Oil trader Pierre Andurand suffered record losses last year in the commodities world, though the money manager has so far crushed it on the cocoa trade.

Bloomberg reports Andurand opened a “small, long position” in cocoa futures in early March. Since then, prices have soared as much as 73%. People familiar with the trade did not specify where the famed oil trader opened the position or whether he’d taken profits.

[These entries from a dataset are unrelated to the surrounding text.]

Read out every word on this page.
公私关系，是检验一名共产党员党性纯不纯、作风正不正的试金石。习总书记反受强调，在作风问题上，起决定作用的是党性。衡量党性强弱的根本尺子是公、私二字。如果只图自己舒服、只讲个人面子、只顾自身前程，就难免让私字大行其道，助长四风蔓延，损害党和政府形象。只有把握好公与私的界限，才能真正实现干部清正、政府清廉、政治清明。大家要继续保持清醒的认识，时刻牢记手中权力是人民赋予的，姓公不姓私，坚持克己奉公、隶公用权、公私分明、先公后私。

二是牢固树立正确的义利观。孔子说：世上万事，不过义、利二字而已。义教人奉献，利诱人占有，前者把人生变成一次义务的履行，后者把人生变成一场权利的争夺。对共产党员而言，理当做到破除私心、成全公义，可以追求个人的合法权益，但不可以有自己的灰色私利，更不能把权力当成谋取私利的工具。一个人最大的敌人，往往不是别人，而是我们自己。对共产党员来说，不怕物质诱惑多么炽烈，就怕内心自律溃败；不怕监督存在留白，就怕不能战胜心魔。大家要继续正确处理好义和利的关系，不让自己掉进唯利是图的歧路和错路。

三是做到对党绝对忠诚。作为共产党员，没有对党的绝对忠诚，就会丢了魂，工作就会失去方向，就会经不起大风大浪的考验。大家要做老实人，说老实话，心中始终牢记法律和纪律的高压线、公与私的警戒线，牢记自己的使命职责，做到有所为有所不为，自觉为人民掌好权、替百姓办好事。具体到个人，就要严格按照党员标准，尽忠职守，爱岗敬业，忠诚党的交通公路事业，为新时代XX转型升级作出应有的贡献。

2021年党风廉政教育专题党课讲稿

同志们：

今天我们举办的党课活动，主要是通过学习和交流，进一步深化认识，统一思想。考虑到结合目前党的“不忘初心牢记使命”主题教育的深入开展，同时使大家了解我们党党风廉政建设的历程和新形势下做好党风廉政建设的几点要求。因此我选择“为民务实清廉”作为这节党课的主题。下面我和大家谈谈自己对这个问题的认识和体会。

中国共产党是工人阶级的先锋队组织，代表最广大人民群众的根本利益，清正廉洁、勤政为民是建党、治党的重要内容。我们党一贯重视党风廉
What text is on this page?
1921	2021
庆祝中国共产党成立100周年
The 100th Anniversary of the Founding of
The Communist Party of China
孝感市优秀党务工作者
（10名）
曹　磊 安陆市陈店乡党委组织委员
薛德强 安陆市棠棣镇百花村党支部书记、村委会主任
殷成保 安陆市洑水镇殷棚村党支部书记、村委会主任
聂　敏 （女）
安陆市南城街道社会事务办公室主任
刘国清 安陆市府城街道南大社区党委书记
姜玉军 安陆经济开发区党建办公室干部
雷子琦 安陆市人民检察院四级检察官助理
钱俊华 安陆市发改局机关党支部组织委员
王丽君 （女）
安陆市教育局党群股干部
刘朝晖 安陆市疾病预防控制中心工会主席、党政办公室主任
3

Futures in New York have jumped as high as $10,300 a ton in recent weeks, surging from the $6,000 level in early March.

Andurand emailed Bloomberg that cocoa prices “could break $20,000 later this year.” Hyperfinlating cocoa prices are caused by drought and disease, which are ravaging the world’s largest cocoa farms in West Africa.

Andurand said his analysts forecast cocoa bean production globally to be down at least 18% on the year, compared to most analysts’ expectations of 10-11%.

“This means that we will finish the year with the lowest stocks-to-grinding ratio ever, and potentially run out of inventories late in the year,” he warned.

Per Bloomberg:

The firm sees that ratio — which measures stockpiles relative to annual demand — will end the 2023-24 season around 16% in a base-case scenario. That would push the indicator below the previous record low set in the mid-1970s, when prices hit $5,000 a ton — equivalent to about $26,000 when adjusted for inflation, according to Bloomberg calculations.

Any higher cocoa prices and chocolate makers, like the US Hershey Company, will see demand destruction. Soaring cocoa prices are already weighing on the company’s stock.

This once-in-a-generation cocoa crisis will likely result in higher prices. Have the folks at r/WallStreetBets figured out about this trade?